Compré algunos alimentos en el supermercado, pan, agua, refrescos, embutidos y algunos productos congelados, además de algo de papel higiénico... No me atreví a mirar a nadie, iba cabizbajo, triste, acongojado... La cajera evitó en todo momento un mínimo acercamiento, ni tan siquiera me saludó, ni tan siquiera me dio las gracias protocolarias plagadas de inanidad. Me volví a mi casa lo antes posible, sintiendo el aliento de D. a mis espaldas, incluso sospecho que entró en el supermercado, seguro que conjeturó que dentro podía llevar a cabo algún negocio. Llegué en mi casa y caí en el sofá muerto, angustiado y sollozando, esos 20 minutos había sido un tormento.

Ese día comprendí que la situación era ya inaguantable, que tenía que trabajar para mejorarla y que si dejaba el agua correr, rápido terminaría en un sepulcro. Como tenía algo de aprecio a mi vida, tomé la firme decisión de ir a verlo en su sitio de trabajo y ahí cubrirlo en oprobio e injurias, denigrarlo y si era necesario recurrir a la violencia... no tendría dudas en hacerlo. Hiciese lo que hiciese no iba a cometer algo que no fuese justo, incluso la muerte, ese sujeto no merecía tener un corazón palpitante, precisamente porque carecía de él.
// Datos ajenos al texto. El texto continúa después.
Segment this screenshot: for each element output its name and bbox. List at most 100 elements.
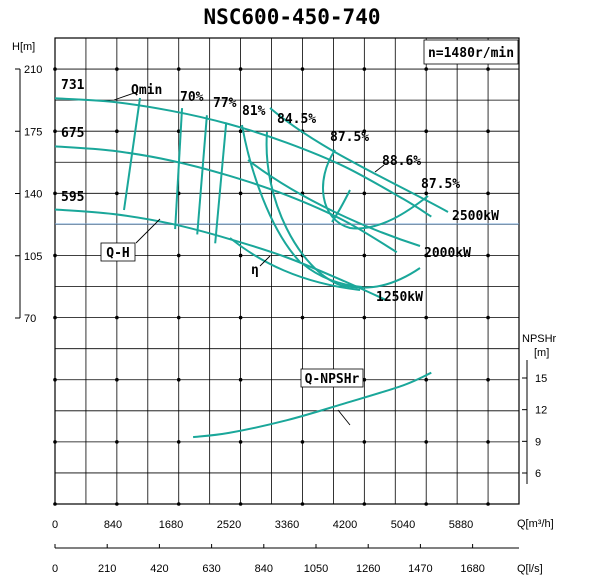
eff-label-81: 81% — [242, 104, 266, 119]
grid-dot — [115, 440, 119, 444]
x-tick-label: 2520 — [217, 519, 241, 531]
grid-dot — [176, 502, 181, 506]
eta-contour-88-6 — [322, 149, 429, 230]
grid-dot — [115, 377, 119, 382]
grid-dot — [424, 502, 429, 506]
grid-dot — [238, 377, 243, 382]
power-2500 — [269, 107, 449, 213]
qh-curve-731 — [54, 97, 432, 218]
grid-dot — [362, 502, 367, 506]
x2-axis-label: Q[l/s] — [517, 563, 543, 575]
eta-contour-inner-line — [331, 189, 351, 223]
grid-dot — [362, 67, 367, 71]
grid-dot — [238, 67, 243, 71]
x-tick-label: 3360 — [275, 519, 299, 531]
x-tick-label: 5040 — [391, 519, 415, 531]
dia-label-595: 595 — [61, 190, 84, 205]
grid-dot — [300, 502, 305, 506]
qh-curve-595 — [54, 208, 387, 302]
eff-label-70: 70% — [180, 90, 204, 105]
grid-dot — [238, 253, 243, 258]
grid-dot — [424, 129, 429, 133]
grid-dot — [53, 315, 57, 320]
head-tick-label: 70 — [24, 313, 36, 325]
contours — [229, 107, 449, 291]
grid-dot — [53, 129, 57, 133]
x-tick-label: 840 — [104, 519, 122, 531]
grid-dot — [424, 253, 429, 258]
grid-dot — [176, 440, 181, 444]
grid-dot — [176, 377, 181, 382]
npsh-tick-label: 6 — [535, 468, 541, 480]
grid-dot — [362, 191, 367, 196]
x2-tick-label: 1470 — [408, 563, 432, 575]
power-2000 — [247, 159, 421, 247]
grid-dot — [300, 440, 305, 444]
grid-dot — [486, 377, 490, 382]
grid-dot — [300, 67, 305, 71]
eta-curve — [302, 263, 363, 288]
grid-dot — [424, 440, 429, 444]
x2-tick-label: 0 — [52, 563, 58, 575]
speed-label-box — [423, 39, 519, 65]
grid-dot — [115, 502, 119, 506]
grid-dot — [238, 191, 243, 196]
grid-dot — [238, 440, 243, 444]
dia-label-675: 675 — [61, 126, 84, 141]
x-axis-m3h: 0 840 1680 2520 3360 4200 5040 5880 — [52, 519, 473, 531]
npsh-label: Q-NPSHr — [305, 372, 360, 387]
leaders — [113, 91, 385, 426]
grid-dot — [486, 440, 490, 444]
grid-dot — [362, 253, 367, 258]
plot-frame — [54, 37, 520, 505]
eta-label: η — [251, 263, 259, 278]
qh-label: Q-H — [106, 246, 129, 261]
npsh-axis: 15 12 9 6 — [522, 360, 547, 484]
grid-dot — [238, 502, 243, 506]
grid-dot — [486, 129, 490, 133]
curves — [54, 97, 432, 439]
power-label-2000: 2000kW — [424, 246, 471, 261]
grid-dot — [486, 253, 490, 258]
grid-dot — [53, 440, 57, 444]
grid-dot — [176, 315, 181, 320]
x-axis-ls: 0 210 420 630 840 1050 1260 1470 1680 — [52, 544, 519, 575]
grid-dot — [486, 502, 490, 506]
npsh-tick-label: 9 — [535, 436, 541, 448]
eff-label-87-5-b: 87.5% — [421, 177, 460, 192]
x2-tick-label: 420 — [150, 563, 168, 575]
x-axis-label: Q[m³/h] — [517, 518, 554, 530]
x2-tick-label: 630 — [202, 563, 220, 575]
chart-title: NSC600-450-740 — [203, 5, 380, 29]
grid — [53, 37, 520, 506]
x2-tick-label: 1260 — [356, 563, 380, 575]
grid-dot — [486, 67, 490, 71]
grid-dot — [115, 191, 119, 196]
eff-label-88-6: 88.6% — [382, 154, 421, 169]
x-tick-label: 4200 — [333, 519, 357, 531]
npsh-axis-label: NPSHr — [522, 333, 557, 345]
x-tick-label: 5880 — [449, 519, 473, 531]
head-tick-label: 175 — [24, 126, 42, 138]
eff-line-77 — [196, 115, 208, 235]
x2-tick-label: 1680 — [460, 563, 484, 575]
grid-dot — [424, 67, 429, 71]
grid-dot — [115, 129, 119, 133]
head-tick-label: 210 — [24, 64, 42, 76]
qh-curve-675 — [54, 145, 398, 254]
head-tick-label: 140 — [24, 189, 42, 201]
npsh-axis-unit: [m] — [534, 347, 549, 359]
grid-dot — [176, 67, 181, 71]
eff-label-87-5-a: 87.5% — [330, 130, 369, 145]
power-1250 — [229, 237, 361, 291]
npsh-tick-label: 12 — [535, 405, 547, 417]
grid-dot — [53, 67, 57, 71]
x2-tick-label: 210 — [98, 563, 116, 575]
eff-line-70 — [174, 108, 184, 230]
grid-dot — [238, 315, 243, 320]
grid-dot — [362, 129, 367, 133]
grid-dot — [115, 315, 119, 320]
eta-contour-84-5 — [241, 124, 301, 263]
grid-dot — [362, 315, 367, 320]
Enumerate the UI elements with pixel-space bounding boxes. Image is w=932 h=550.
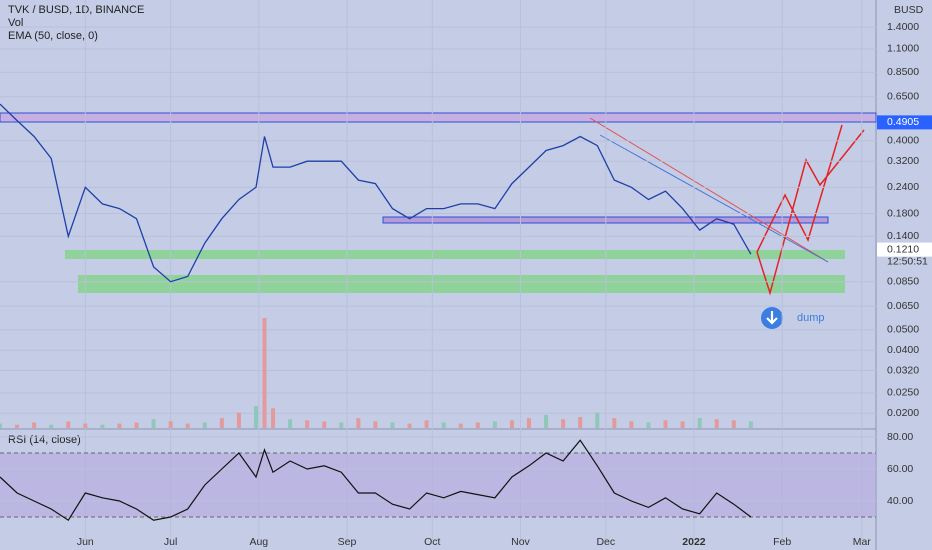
volume-bar <box>731 420 736 428</box>
volume-bar <box>424 420 429 428</box>
y-tick-label: 0.0320 <box>887 364 919 376</box>
series-line <box>0 439 752 522</box>
x-tick-label: Feb <box>773 536 791 548</box>
volume-bar <box>202 422 207 428</box>
y-tick-label: 1.4000 <box>887 21 919 33</box>
x-tick-label: Sep <box>338 536 357 548</box>
volume-bar <box>697 418 702 428</box>
y-tick-label: 0.0500 <box>887 324 919 336</box>
x-tick-label: Jun <box>77 536 94 548</box>
volume-bar <box>134 422 139 428</box>
volume-bar <box>66 421 71 428</box>
volume-bar <box>83 423 88 428</box>
volume-bar <box>714 419 719 428</box>
volume-bar <box>322 421 327 428</box>
x-tick-label: Mar <box>853 536 872 548</box>
y-tick-label: 0.0250 <box>887 387 919 399</box>
y-tick-label: 0.0850 <box>887 275 919 287</box>
volume-bar <box>458 423 463 428</box>
volume-bar <box>262 318 267 428</box>
volume-bar <box>288 419 293 428</box>
volume-bar <box>748 421 753 428</box>
volume-bar <box>117 423 122 428</box>
support-zone-2 <box>78 275 845 293</box>
resistance-zone <box>0 112 877 123</box>
volume-bar <box>578 417 583 428</box>
y-tick-label: 0.0200 <box>887 407 919 419</box>
projection <box>756 124 843 253</box>
price-marker <box>877 242 932 257</box>
x-tick-label: Jul <box>164 536 177 548</box>
support-zone <box>65 250 845 259</box>
volume-bar <box>236 412 241 428</box>
volume-bar <box>49 424 54 428</box>
volume-bar <box>100 424 105 428</box>
x-tick-label: Nov <box>511 536 530 548</box>
x-tick-label: 2022 <box>682 536 706 548</box>
volume-bar <box>151 419 156 428</box>
volume-bar <box>475 422 480 428</box>
y-tick-label: 0.3200 <box>887 155 919 167</box>
volume-bar <box>185 423 190 428</box>
volume-bar <box>663 420 668 428</box>
y-tick-label: 40.00 <box>887 495 913 507</box>
x-tick-label: Oct <box>424 536 440 548</box>
price-marker-label: 0.4905 <box>887 116 919 128</box>
dump-note: dump <box>797 312 825 324</box>
volume-bar <box>373 421 378 428</box>
volume-bar <box>595 412 600 428</box>
x-tick-label: Dec <box>596 536 615 548</box>
price-marker-label: 0.1210 <box>887 243 919 255</box>
volume-bar <box>305 420 310 428</box>
volume-bar <box>390 422 395 428</box>
y-tick-label: 60.00 <box>887 463 913 475</box>
y-tick-label: 0.8500 <box>887 66 919 78</box>
volume-bar <box>527 418 532 428</box>
y-tick-label: 1.1000 <box>887 43 919 55</box>
volume-bar <box>168 421 173 428</box>
symbol-title: TVK / BUSD, 1D, BINANCE <box>8 4 144 16</box>
dump-arrow <box>766 311 778 325</box>
x-tick-label: Aug <box>249 536 268 548</box>
volume-bar <box>646 422 651 428</box>
volume-bar <box>271 408 276 428</box>
volume-bar <box>356 418 361 428</box>
volume-bar <box>339 422 344 428</box>
volume-bar <box>15 424 20 428</box>
rsi-label: RSI (14, close) <box>8 434 81 446</box>
vol-label: Vol <box>8 17 23 29</box>
ema-label: EMA (50, close, 0) <box>8 30 98 42</box>
volume-bar <box>561 419 566 428</box>
volume-bar <box>441 422 446 428</box>
countdown: 12:50:51 <box>887 255 928 267</box>
price-marker <box>877 115 932 130</box>
volume-bar <box>219 418 224 428</box>
rsi-band <box>0 453 876 517</box>
volume-bar <box>253 406 258 428</box>
y-tick-label: 80.00 <box>887 431 913 443</box>
volume-bar <box>612 418 617 428</box>
trend-line <box>589 117 829 263</box>
volume-bar <box>32 422 37 428</box>
series-line <box>0 103 752 283</box>
y-tick-label: 0.2400 <box>887 181 919 193</box>
y-tick-label: 0.6500 <box>887 91 919 103</box>
y-tick-label: 0.1400 <box>887 230 919 242</box>
projection-2 <box>756 129 865 296</box>
volume-bar <box>544 414 549 428</box>
volume-bar <box>680 421 685 428</box>
y-tick-label: 0.4000 <box>887 135 919 147</box>
volume-bar <box>509 420 514 428</box>
y-tick-label: 0.0400 <box>887 344 919 356</box>
currency: BUSD <box>894 4 924 16</box>
y-tick-label: 0.0650 <box>887 300 919 312</box>
trend-line-2 <box>599 134 829 263</box>
volume-bar <box>492 421 497 428</box>
volume-bar <box>629 421 634 428</box>
y-tick-label: 0.1800 <box>887 207 919 219</box>
price-pane <box>0 0 876 428</box>
volume-bar <box>407 423 412 428</box>
volume-bar <box>0 423 2 428</box>
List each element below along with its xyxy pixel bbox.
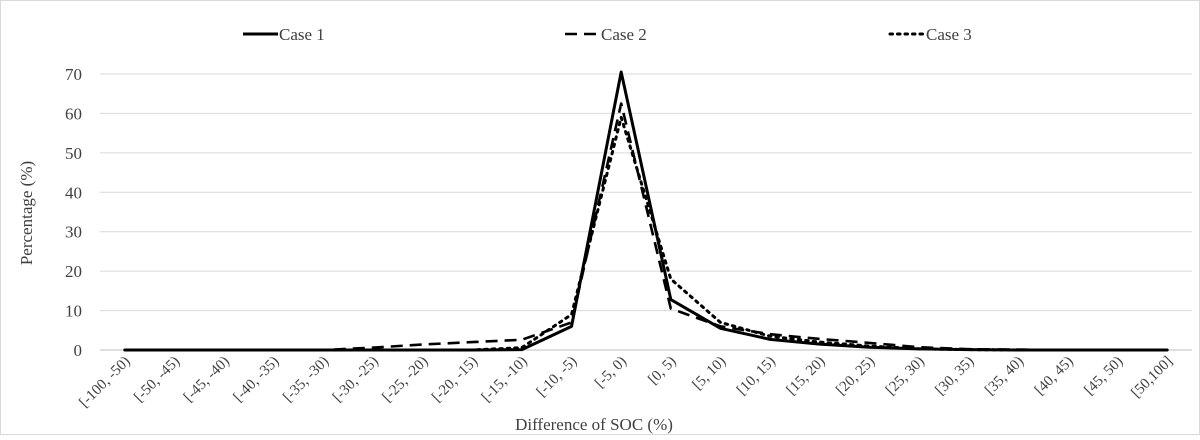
x-tick-label: [-35, -30) xyxy=(280,354,332,406)
x-tick-label: [-10, -5) xyxy=(534,354,581,401)
series-line-case-2 xyxy=(124,102,1168,352)
y-tick-label: 20 xyxy=(65,262,82,281)
y-tick-label: 70 xyxy=(65,65,82,84)
x-tick-label: [-25, -20) xyxy=(380,354,432,406)
y-tick-label: 60 xyxy=(65,104,82,123)
x-axis-ticks: [-100, -50)[-50, -45)[-45, -40)[-40, -35… xyxy=(76,354,1176,411)
y-axis-title: Percentage (%) xyxy=(17,161,36,265)
x-tick-label: [-100, -50) xyxy=(76,354,133,411)
x-tick-label: [-50, -45) xyxy=(131,354,183,406)
x-tick-label: [25, 30) xyxy=(883,354,928,399)
x-tick-label: [-20, -15) xyxy=(429,354,481,406)
x-tick-label: [-30, -25) xyxy=(330,354,382,406)
x-tick-label: [-40, -35) xyxy=(231,354,283,406)
x-tick-label: [-5, 0) xyxy=(592,354,630,392)
y-tick-label: 40 xyxy=(65,183,82,202)
legend-item-case-1: Case 1 xyxy=(243,25,325,44)
legend-label: Case 1 xyxy=(279,25,325,44)
y-tick-label: 50 xyxy=(65,144,82,163)
x-axis-title: Difference of SOC (%) xyxy=(515,415,673,434)
x-tick-label: [10, 15) xyxy=(734,354,779,399)
x-tick-label: [35, 40) xyxy=(982,354,1027,399)
x-tick-label: [50,100] xyxy=(1128,354,1176,402)
legend: Case 1 Case 2 Case 3 xyxy=(243,25,972,44)
x-tick-label: [30, 35) xyxy=(933,354,978,399)
y-axis-ticks: 0 10 20 30 40 50 60 70 xyxy=(65,65,82,360)
y-tick-label: 10 xyxy=(65,302,82,321)
x-tick-label: [5, 10) xyxy=(690,354,730,394)
x-tick-label: [40, 45) xyxy=(1032,354,1077,399)
x-tick-label: [-15, -10) xyxy=(479,354,531,406)
x-tick-label: [0, 5) xyxy=(645,354,679,388)
legend-item-case-2: Case 2 xyxy=(565,25,647,44)
series-lines xyxy=(123,70,1169,352)
legend-label: Case 3 xyxy=(926,25,972,44)
legend-item-case-3: Case 3 xyxy=(888,25,972,44)
x-tick-label: [20, 25) xyxy=(833,354,878,399)
series-line-case-3 xyxy=(123,115,1169,352)
x-tick-label: [45, 50) xyxy=(1081,354,1126,399)
legend-label: Case 2 xyxy=(601,25,647,44)
x-tick-label: [-45, -40) xyxy=(181,354,233,406)
x-tick-label: [15, 20) xyxy=(784,354,829,399)
y-tick-label: 30 xyxy=(65,223,82,242)
gridlines xyxy=(100,73,1192,351)
y-tick-label: 0 xyxy=(74,341,83,360)
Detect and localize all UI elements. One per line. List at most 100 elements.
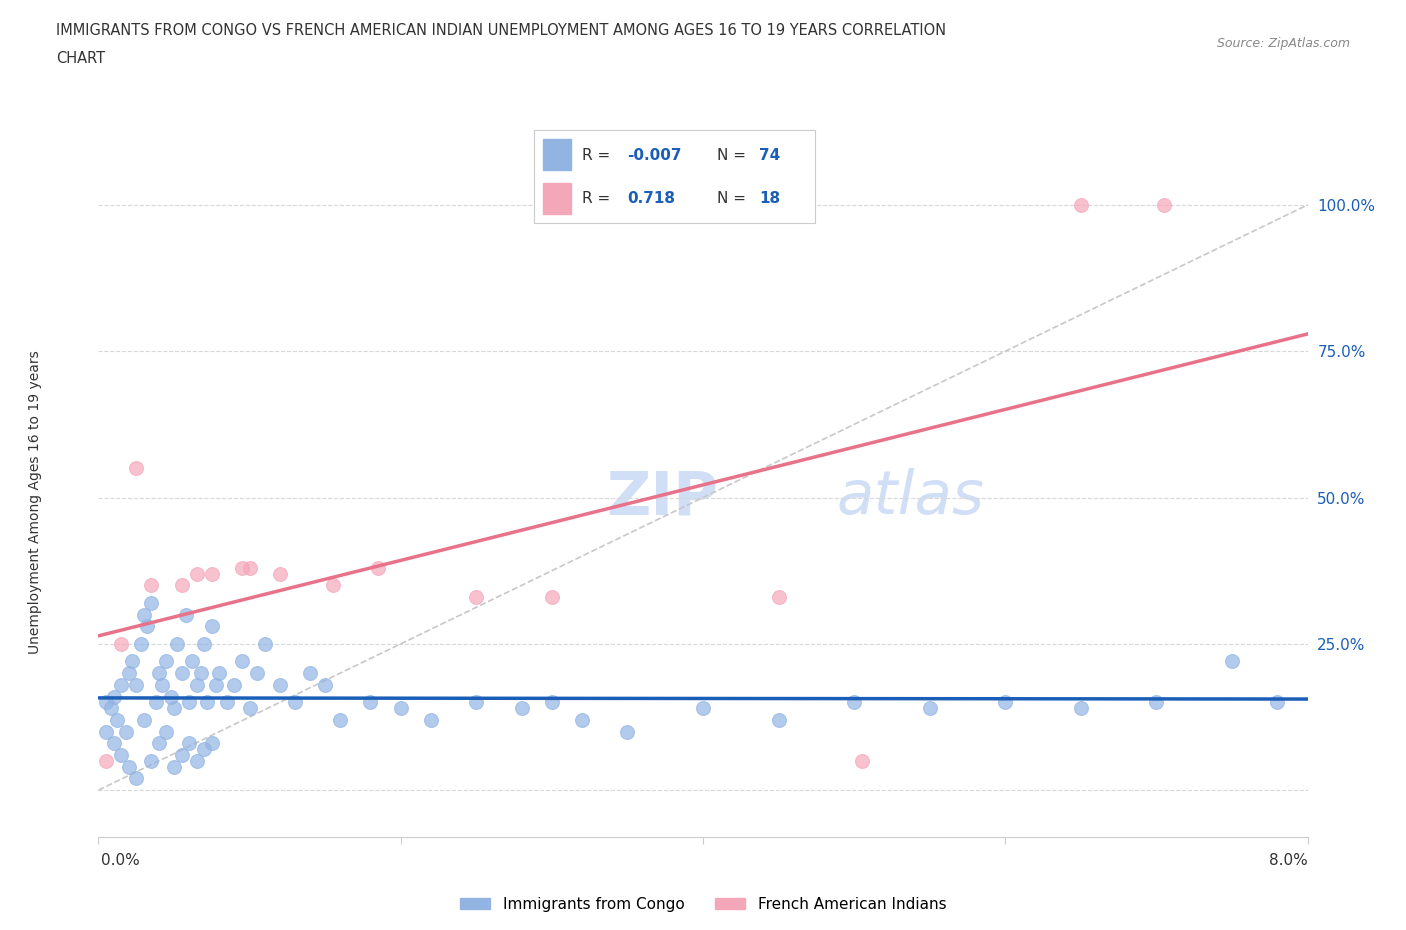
Point — [166, 636, 188, 651]
Point — [170, 666, 193, 681]
Text: 0.718: 0.718 — [627, 191, 675, 206]
Point — [94, 724, 117, 739]
Text: ZIP: ZIP — [606, 468, 718, 527]
Point — [125, 677, 148, 692]
Point — [1220, 654, 1243, 669]
Point — [420, 712, 443, 727]
Point — [851, 753, 873, 768]
Point — [465, 590, 488, 604]
Point — [177, 736, 201, 751]
Point — [360, 695, 382, 710]
Point — [844, 695, 866, 710]
Point — [246, 666, 269, 681]
Point — [540, 695, 562, 710]
Point — [208, 666, 231, 681]
Point — [160, 689, 183, 704]
Point — [571, 712, 593, 727]
Point — [215, 695, 238, 710]
Point — [1144, 695, 1167, 710]
Point — [148, 736, 170, 751]
Point — [616, 724, 638, 739]
Point — [125, 461, 148, 476]
Point — [284, 695, 307, 710]
Text: 8.0%: 8.0% — [1268, 853, 1308, 868]
Point — [329, 712, 352, 727]
Text: 0.0%: 0.0% — [101, 853, 141, 868]
Point — [1070, 701, 1092, 716]
Point — [177, 695, 201, 710]
Text: N =: N = — [717, 191, 751, 206]
Point — [163, 701, 186, 716]
Point — [186, 566, 208, 581]
Point — [132, 607, 155, 622]
Text: CHART: CHART — [56, 51, 105, 66]
Point — [367, 561, 389, 576]
Point — [114, 724, 136, 739]
Point — [94, 753, 117, 768]
Point — [170, 748, 193, 763]
Text: R =: R = — [582, 148, 616, 163]
Point — [314, 677, 336, 692]
Point — [768, 712, 790, 727]
Text: atlas: atlas — [837, 468, 984, 527]
Point — [692, 701, 714, 716]
Point — [231, 654, 253, 669]
Point — [118, 759, 141, 774]
Point — [190, 666, 212, 681]
Point — [231, 561, 253, 576]
Point — [239, 561, 262, 576]
Point — [269, 566, 291, 581]
Point — [1153, 197, 1175, 212]
Point — [163, 759, 186, 774]
Point — [150, 677, 173, 692]
Point — [181, 654, 204, 669]
Point — [918, 701, 941, 716]
Point — [155, 724, 177, 739]
Text: IMMIGRANTS FROM CONGO VS FRENCH AMERICAN INDIAN UNEMPLOYMENT AMONG AGES 16 TO 19: IMMIGRANTS FROM CONGO VS FRENCH AMERICAN… — [56, 23, 946, 38]
Point — [148, 666, 170, 681]
Point — [170, 578, 193, 592]
Point — [201, 736, 224, 751]
Point — [103, 736, 125, 751]
Text: Source: ZipAtlas.com: Source: ZipAtlas.com — [1216, 37, 1350, 50]
Point — [195, 695, 218, 710]
Point — [224, 677, 246, 692]
Legend: Immigrants from Congo, French American Indians: Immigrants from Congo, French American I… — [454, 891, 952, 918]
Point — [389, 701, 412, 716]
Point — [141, 595, 163, 610]
Point — [994, 695, 1017, 710]
Point — [121, 654, 143, 669]
Point — [125, 771, 148, 786]
Point — [135, 618, 157, 633]
Point — [540, 590, 562, 604]
Text: 18: 18 — [759, 191, 780, 206]
Point — [103, 689, 125, 704]
Point — [141, 578, 163, 592]
Point — [269, 677, 291, 692]
Point — [141, 753, 163, 768]
Point — [1265, 695, 1288, 710]
Point — [105, 712, 128, 727]
Point — [239, 701, 262, 716]
Point — [110, 677, 132, 692]
Text: -0.007: -0.007 — [627, 148, 682, 163]
Point — [186, 753, 208, 768]
Point — [465, 695, 488, 710]
Point — [145, 695, 167, 710]
Point — [94, 695, 117, 710]
Point — [253, 636, 276, 651]
Point — [155, 654, 177, 669]
Point — [205, 677, 228, 692]
Point — [298, 666, 321, 681]
Text: N =: N = — [717, 148, 751, 163]
Bar — [543, 183, 571, 214]
Point — [110, 636, 132, 651]
Point — [322, 578, 344, 592]
Point — [186, 677, 208, 692]
Point — [118, 666, 141, 681]
Point — [100, 701, 122, 716]
Point — [132, 712, 155, 727]
Point — [201, 618, 224, 633]
Text: 74: 74 — [759, 148, 780, 163]
Point — [129, 636, 152, 651]
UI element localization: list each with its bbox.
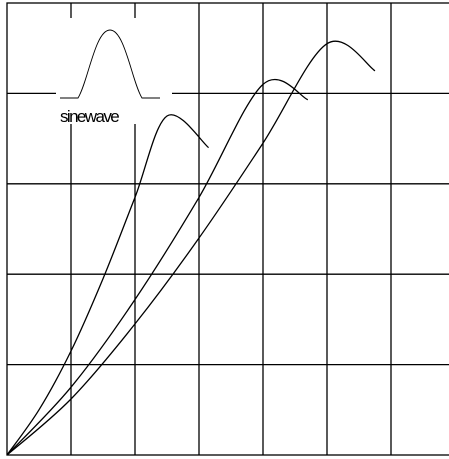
series-line-3 [6, 40, 376, 456]
sinewave-inset: sinewave [56, 18, 172, 126]
series-line-2 [6, 78, 309, 456]
inset-background [56, 18, 172, 124]
series-line-1 [6, 114, 210, 456]
plot-frame [6, 2, 449, 456]
inset-label: sinewave [60, 107, 119, 126]
series-group [6, 40, 376, 456]
bell-pulse-icon [60, 29, 160, 99]
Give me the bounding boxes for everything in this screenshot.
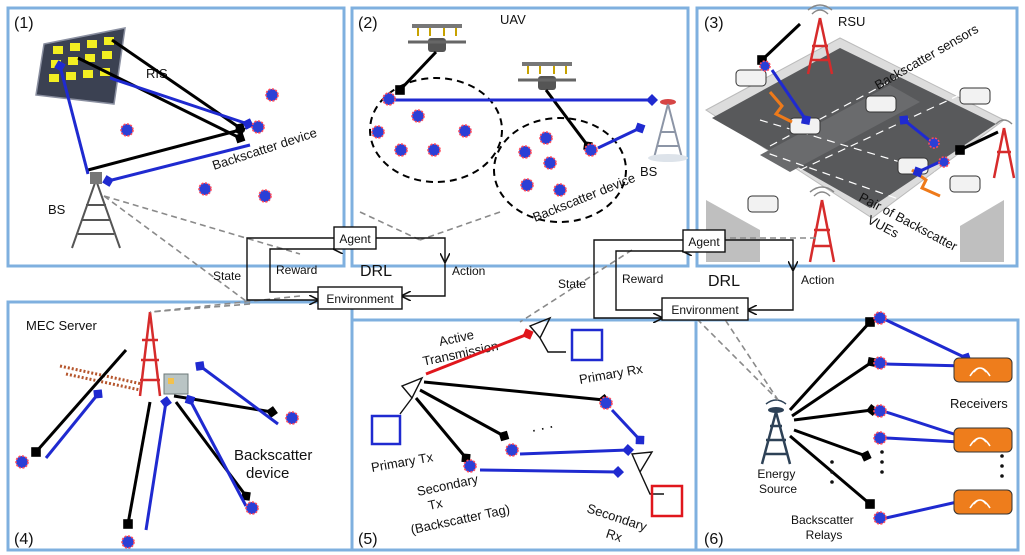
drl-loop-left (246, 237, 445, 300)
ris-links (54, 38, 254, 187)
state-label-right: State (558, 277, 586, 291)
cognitive-links (414, 328, 645, 478)
uav-icon-2 (518, 62, 576, 90)
mec-links (31, 349, 279, 531)
mec-server-label: MEC Server (26, 318, 97, 333)
drl-loop-right (593, 239, 793, 318)
backscatter-nodes-panel-5 (463, 396, 613, 473)
backscatter-device-label-4: Backscatter device (234, 447, 317, 482)
relay-links (788, 317, 972, 520)
panel-label-1: (1) (14, 15, 34, 32)
rsu-tower-icon-3 (808, 186, 836, 263)
reward-label-right: Reward (622, 272, 663, 286)
panel-label-4: (4) (14, 531, 34, 548)
relay-ellipsis-icon (830, 450, 1004, 484)
dashed-connectors (103, 195, 818, 401)
bs-label-1: BS (48, 202, 66, 217)
bs-tower-icon-2 (648, 99, 688, 162)
action-label-right: Action (801, 273, 834, 287)
energy-source-label: Energy Source (757, 467, 798, 496)
uav-coverage-2 (493, 117, 627, 223)
reward-label-left: Reward (276, 263, 317, 277)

Así, al día siguiente decidí ir a la Universidad y armar un escándalo, no sin antes beberme algunos güisquis con cola que me diesen algo de valor. Por fortuna, la venta de cocaína me había devengado grandes ingresos y tenía para vivir durante algún tiempo. Tenía un plan, había urdido una estrategia, pero no voy a anticipar acontecimientos.